Still, some shared ideas at a special meeting Wednesday evening in the hopes of relieving some of that pain when the project halts traffic in front of their businesses. Cape Girardeau officials hosted a "Broadway neighborhood meeting," with about 25 business owners and other interested parties attending the event at the Douglas C. Green Center for Innovation and Entrepreneurship.
City engineer Casey Brunke answered questions for much of the 45-minute meeting. She started off by saying that the city won't waive its sign ordinances for those who want to use them to let customers know they're still open and how to get there. Brunke also said that the contractor, Fronabarger Concreters, would be responsible if any damage happens to their property.
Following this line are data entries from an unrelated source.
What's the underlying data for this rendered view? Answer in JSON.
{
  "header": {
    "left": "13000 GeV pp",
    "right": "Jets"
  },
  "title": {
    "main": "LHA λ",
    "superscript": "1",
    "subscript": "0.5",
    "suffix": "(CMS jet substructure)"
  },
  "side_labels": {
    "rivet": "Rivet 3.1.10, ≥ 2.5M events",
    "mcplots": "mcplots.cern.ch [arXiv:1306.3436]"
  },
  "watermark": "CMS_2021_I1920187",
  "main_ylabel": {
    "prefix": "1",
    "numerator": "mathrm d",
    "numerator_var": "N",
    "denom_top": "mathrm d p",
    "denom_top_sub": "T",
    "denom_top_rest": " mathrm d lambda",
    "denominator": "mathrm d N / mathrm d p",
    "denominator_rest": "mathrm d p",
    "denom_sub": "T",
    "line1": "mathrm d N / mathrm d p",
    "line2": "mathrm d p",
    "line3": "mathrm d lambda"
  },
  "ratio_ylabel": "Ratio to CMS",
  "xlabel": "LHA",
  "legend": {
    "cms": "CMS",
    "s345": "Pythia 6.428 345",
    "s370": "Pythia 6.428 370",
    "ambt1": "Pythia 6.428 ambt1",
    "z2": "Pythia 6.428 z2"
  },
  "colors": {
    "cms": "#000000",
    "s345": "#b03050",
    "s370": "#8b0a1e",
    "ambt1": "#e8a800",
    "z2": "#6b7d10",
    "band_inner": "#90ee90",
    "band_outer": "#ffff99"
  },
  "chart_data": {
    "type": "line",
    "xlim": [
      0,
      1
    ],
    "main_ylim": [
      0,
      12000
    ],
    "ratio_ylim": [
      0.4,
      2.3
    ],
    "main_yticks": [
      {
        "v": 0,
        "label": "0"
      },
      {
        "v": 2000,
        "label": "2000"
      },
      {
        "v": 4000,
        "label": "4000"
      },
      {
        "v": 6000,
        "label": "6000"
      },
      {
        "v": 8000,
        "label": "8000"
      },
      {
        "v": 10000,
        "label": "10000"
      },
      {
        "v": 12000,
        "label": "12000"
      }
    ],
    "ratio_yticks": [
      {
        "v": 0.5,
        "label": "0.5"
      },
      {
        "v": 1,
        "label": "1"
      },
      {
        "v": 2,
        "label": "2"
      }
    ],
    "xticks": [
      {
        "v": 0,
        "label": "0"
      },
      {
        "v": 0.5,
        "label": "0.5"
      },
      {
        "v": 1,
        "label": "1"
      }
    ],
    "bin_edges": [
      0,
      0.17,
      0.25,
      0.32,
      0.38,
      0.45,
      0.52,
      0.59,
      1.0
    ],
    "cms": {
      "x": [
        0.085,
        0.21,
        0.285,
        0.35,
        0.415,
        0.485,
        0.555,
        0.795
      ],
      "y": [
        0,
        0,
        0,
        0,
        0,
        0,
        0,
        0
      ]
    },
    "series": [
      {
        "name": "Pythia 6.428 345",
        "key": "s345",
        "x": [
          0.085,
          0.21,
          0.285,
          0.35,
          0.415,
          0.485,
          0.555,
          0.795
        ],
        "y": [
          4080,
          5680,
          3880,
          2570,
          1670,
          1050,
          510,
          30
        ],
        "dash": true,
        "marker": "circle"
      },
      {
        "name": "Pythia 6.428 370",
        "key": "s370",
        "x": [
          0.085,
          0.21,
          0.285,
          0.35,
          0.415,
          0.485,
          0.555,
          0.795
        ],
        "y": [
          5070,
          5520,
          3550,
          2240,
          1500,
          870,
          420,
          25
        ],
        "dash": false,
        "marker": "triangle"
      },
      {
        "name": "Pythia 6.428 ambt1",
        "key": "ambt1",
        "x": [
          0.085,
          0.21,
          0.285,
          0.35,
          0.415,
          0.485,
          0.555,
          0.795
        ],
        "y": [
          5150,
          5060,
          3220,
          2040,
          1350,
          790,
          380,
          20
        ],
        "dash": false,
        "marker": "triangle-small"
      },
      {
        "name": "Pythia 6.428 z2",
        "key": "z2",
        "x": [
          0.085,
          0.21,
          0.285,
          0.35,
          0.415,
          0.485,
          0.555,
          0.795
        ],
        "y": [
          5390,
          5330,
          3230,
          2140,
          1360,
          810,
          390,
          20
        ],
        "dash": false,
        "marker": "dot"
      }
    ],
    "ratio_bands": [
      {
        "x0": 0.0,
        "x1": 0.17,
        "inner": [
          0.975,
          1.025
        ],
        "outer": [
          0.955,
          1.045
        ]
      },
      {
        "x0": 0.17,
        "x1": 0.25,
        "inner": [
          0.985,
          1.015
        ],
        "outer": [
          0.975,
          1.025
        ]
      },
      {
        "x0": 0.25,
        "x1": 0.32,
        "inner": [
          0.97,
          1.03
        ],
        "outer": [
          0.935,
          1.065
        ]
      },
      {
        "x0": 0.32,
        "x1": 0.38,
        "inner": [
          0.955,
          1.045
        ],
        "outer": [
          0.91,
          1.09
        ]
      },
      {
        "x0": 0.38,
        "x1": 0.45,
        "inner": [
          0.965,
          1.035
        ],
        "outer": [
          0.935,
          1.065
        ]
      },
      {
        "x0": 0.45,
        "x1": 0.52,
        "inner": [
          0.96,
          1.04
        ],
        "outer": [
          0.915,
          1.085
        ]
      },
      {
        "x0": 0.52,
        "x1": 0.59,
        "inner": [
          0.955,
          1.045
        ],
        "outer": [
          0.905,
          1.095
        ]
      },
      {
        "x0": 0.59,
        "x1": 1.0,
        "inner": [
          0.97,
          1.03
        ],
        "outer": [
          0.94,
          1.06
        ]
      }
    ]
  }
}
No disruption of city services, such as sewer and water, were scheduled, she said, but brief disruptions are possible.
The city is also still working on forming partnerships with property owners that have parking along or near Broadway, Brunke said, although she noted Wednesday that signed agreements are yet to be in place. She said she remains "confident" that agreements will be reached for extra parking to offset the loss of the north-side parking. Those spaces are being removed to make way for a 15-foot wide sidewalk that is intended to create a pedestrian promenade.
Another aspect of the meeting was for Sandra Cabot, the director of the Small Business and Technology Development Center. Free consultations are available for coming up with ideas on how to lessen the blow of the project, which is closing intersections from Water to Pacific streets for no more than three weeks at a time.
Some business owners already have been working to combat the construction's inconvenience. Broadway Prescription Shop is attaching parking instructions, maps and alternate routes to every prescription. Horizon Screen Printing is sending out email blasts and using social media such as Facebook to keep its customers informed.
Earlier in the day, David McMullin, the project manager for Fronabarger, said the project is going well. The intersection of Broadway and Lorimier Street is expected to open by the middle of next week, he said, ahead of the Friday deadline. Stormwater work has started at the Broadway intersection with Fountain Street, and milling has been completed to Middle Street.
The intersection at Fountain Street is expected to close next week.
The crews did break a sewer line near River Radio, said general manager Mitch Carroll, sending a small amount of backup water into the building. But Carroll stressed that it was not sewage.
Carroll said he was impressed at how quickly city officials responded and had the problem rectified in about a half-hour.
"A project of this size, you expect something to happen," Carroll said.